Le secteur du VTC en meilleur état
Le rapport de l’Autorité s’est également intéressé à l’évolution de la véhicules de tourisme avec chauffeur (VTC). En 2019, un chauffeur Uber ne touchait en moyenne que 9,15 euros par heure sur les 24,81 euros récoltés, devant déduire de son salaire la commission versée à la plateforme (25%), les frais de service, la TVA et les cotisations sociales.

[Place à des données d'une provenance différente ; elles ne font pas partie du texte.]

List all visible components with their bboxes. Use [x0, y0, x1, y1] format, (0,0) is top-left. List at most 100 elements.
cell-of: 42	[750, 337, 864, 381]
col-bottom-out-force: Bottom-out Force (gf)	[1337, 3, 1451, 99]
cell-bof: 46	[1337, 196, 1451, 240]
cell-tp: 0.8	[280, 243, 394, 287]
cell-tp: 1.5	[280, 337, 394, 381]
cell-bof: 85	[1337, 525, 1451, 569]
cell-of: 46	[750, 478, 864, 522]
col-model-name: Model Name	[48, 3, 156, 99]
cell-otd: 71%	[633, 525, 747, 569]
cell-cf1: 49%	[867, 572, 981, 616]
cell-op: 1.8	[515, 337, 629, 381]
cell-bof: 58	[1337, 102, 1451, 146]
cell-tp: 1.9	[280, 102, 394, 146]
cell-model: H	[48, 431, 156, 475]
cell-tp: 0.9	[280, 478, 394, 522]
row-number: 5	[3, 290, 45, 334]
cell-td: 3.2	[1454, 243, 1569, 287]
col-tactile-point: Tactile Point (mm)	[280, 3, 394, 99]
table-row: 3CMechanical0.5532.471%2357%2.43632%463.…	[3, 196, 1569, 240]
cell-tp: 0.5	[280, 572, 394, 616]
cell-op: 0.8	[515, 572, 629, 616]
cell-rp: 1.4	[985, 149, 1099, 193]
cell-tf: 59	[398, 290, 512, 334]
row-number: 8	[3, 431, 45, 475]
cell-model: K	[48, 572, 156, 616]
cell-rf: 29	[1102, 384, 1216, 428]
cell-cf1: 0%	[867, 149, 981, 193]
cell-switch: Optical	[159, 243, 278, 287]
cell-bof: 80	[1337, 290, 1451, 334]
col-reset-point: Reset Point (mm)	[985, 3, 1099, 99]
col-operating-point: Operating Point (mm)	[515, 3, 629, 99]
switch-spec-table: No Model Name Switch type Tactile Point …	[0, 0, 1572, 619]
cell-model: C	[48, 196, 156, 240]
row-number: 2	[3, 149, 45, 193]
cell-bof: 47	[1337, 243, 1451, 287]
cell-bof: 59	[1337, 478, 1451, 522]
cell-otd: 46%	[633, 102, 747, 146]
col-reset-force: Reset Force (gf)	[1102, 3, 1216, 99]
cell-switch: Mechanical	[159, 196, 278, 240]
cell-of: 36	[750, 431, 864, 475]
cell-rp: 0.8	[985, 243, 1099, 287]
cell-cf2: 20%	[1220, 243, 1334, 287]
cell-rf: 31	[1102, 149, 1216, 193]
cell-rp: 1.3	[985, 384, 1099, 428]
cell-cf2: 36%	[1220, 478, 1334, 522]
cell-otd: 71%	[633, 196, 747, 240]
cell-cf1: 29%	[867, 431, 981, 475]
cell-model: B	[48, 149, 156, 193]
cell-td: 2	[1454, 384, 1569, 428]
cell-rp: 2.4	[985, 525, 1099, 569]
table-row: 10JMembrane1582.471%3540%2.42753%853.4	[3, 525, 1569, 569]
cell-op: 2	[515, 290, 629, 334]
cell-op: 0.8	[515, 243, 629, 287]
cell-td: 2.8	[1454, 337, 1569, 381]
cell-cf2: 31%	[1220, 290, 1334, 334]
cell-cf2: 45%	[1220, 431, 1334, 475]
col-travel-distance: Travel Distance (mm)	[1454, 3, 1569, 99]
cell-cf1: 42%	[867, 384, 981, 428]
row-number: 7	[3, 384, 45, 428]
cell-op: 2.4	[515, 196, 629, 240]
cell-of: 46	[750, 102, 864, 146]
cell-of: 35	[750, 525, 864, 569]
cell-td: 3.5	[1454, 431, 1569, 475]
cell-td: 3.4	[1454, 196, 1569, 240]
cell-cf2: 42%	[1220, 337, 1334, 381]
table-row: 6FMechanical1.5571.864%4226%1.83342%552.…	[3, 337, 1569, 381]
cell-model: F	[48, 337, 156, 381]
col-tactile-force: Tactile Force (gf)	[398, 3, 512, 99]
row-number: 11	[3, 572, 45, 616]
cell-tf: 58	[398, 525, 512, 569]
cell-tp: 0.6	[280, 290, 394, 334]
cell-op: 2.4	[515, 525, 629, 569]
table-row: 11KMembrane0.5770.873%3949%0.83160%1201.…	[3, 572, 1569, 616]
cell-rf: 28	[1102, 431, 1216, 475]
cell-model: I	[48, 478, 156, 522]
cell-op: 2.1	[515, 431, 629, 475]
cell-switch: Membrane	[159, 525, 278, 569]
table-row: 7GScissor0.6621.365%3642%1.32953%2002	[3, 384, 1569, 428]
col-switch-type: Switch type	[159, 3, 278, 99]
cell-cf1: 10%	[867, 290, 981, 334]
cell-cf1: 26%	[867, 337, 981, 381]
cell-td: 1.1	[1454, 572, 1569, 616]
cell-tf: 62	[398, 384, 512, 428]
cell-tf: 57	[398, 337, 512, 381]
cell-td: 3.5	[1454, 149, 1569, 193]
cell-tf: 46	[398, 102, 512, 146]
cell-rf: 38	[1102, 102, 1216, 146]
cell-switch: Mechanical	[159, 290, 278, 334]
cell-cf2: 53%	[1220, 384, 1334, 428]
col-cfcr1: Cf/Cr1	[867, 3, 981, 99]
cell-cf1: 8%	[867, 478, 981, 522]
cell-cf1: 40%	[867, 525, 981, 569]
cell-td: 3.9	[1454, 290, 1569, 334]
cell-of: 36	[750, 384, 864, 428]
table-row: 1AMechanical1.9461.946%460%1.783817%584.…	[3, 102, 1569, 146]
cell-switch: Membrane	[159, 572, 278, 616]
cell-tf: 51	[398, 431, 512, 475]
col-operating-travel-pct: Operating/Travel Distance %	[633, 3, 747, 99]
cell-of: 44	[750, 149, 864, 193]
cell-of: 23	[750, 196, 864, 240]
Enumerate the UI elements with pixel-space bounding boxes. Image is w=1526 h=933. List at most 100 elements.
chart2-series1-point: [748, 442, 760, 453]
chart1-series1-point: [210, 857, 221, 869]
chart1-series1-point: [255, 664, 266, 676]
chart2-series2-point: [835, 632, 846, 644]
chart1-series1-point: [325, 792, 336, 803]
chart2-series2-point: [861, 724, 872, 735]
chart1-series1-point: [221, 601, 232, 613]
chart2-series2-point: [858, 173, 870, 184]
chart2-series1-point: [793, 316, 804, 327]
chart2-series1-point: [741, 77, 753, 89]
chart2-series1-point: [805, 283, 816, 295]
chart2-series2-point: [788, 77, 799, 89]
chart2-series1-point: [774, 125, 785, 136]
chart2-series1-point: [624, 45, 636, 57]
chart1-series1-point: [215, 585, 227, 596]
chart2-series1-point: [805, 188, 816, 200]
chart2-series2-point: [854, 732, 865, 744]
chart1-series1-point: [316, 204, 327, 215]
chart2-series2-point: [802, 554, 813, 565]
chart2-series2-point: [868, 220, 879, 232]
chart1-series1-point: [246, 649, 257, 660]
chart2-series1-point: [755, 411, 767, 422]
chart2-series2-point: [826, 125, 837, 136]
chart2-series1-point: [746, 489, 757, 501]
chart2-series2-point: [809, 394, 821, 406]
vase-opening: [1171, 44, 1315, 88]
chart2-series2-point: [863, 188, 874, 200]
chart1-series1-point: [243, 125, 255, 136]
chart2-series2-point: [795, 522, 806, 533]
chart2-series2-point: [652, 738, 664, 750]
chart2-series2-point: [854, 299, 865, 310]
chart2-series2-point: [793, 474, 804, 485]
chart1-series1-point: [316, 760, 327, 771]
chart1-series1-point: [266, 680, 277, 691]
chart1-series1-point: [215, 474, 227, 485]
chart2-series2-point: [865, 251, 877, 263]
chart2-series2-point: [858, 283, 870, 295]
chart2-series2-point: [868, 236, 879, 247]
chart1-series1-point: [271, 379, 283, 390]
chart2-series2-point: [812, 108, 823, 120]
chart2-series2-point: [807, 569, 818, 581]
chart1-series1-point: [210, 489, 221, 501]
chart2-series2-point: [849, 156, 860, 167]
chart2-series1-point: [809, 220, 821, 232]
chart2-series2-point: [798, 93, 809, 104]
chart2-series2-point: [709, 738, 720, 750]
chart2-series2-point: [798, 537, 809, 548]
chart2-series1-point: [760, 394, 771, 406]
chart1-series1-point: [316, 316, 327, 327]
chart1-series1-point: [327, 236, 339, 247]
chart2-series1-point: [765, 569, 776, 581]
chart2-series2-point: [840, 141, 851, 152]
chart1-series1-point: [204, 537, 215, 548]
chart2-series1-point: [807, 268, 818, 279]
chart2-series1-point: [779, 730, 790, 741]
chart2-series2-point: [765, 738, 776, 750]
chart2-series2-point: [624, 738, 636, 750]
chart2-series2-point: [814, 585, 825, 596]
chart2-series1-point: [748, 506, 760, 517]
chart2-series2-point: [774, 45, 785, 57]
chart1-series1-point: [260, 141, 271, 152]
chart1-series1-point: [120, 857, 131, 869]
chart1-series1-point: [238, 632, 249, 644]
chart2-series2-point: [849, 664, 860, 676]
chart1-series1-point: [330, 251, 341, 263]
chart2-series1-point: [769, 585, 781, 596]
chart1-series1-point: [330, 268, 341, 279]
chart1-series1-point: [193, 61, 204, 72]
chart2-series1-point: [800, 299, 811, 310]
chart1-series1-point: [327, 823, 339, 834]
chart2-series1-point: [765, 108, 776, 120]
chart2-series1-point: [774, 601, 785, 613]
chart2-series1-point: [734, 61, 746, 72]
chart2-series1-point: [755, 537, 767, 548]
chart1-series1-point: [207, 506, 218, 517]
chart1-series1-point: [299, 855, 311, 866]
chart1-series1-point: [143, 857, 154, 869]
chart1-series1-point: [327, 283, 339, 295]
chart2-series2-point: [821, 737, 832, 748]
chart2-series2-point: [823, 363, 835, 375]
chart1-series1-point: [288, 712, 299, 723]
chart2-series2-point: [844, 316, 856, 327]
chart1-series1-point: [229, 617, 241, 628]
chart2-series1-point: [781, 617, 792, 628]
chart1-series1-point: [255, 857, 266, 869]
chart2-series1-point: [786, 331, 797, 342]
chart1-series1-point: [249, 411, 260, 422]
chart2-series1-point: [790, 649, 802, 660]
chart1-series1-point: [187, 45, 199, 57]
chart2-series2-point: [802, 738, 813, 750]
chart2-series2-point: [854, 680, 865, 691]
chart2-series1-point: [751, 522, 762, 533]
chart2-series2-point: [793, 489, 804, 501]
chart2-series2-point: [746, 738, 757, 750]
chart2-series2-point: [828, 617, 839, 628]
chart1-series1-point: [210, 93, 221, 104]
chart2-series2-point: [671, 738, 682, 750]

Ces professionnels ont vu leurs revenus évoluer en 2023 selon les plateformes, après la signature d’un accord en 2023 pour revaloriser le prix de la course à neuf euros net minimum, un euro par kilomètre parcouru et 30 euros l’heure d’activité, sans déductions.
Résultat : les revenus horaires moyens sont restés stables, sans suivre l’inflation, chez les leaders du secteur Uber et Bolt, ainsi que pour les services premium Marcel et Le Cab. Ils ont baissé chez Freenow et Heetch. Ils ont en revanche augmenté du côté de Caocao et des services premium Allocab et Blacklane.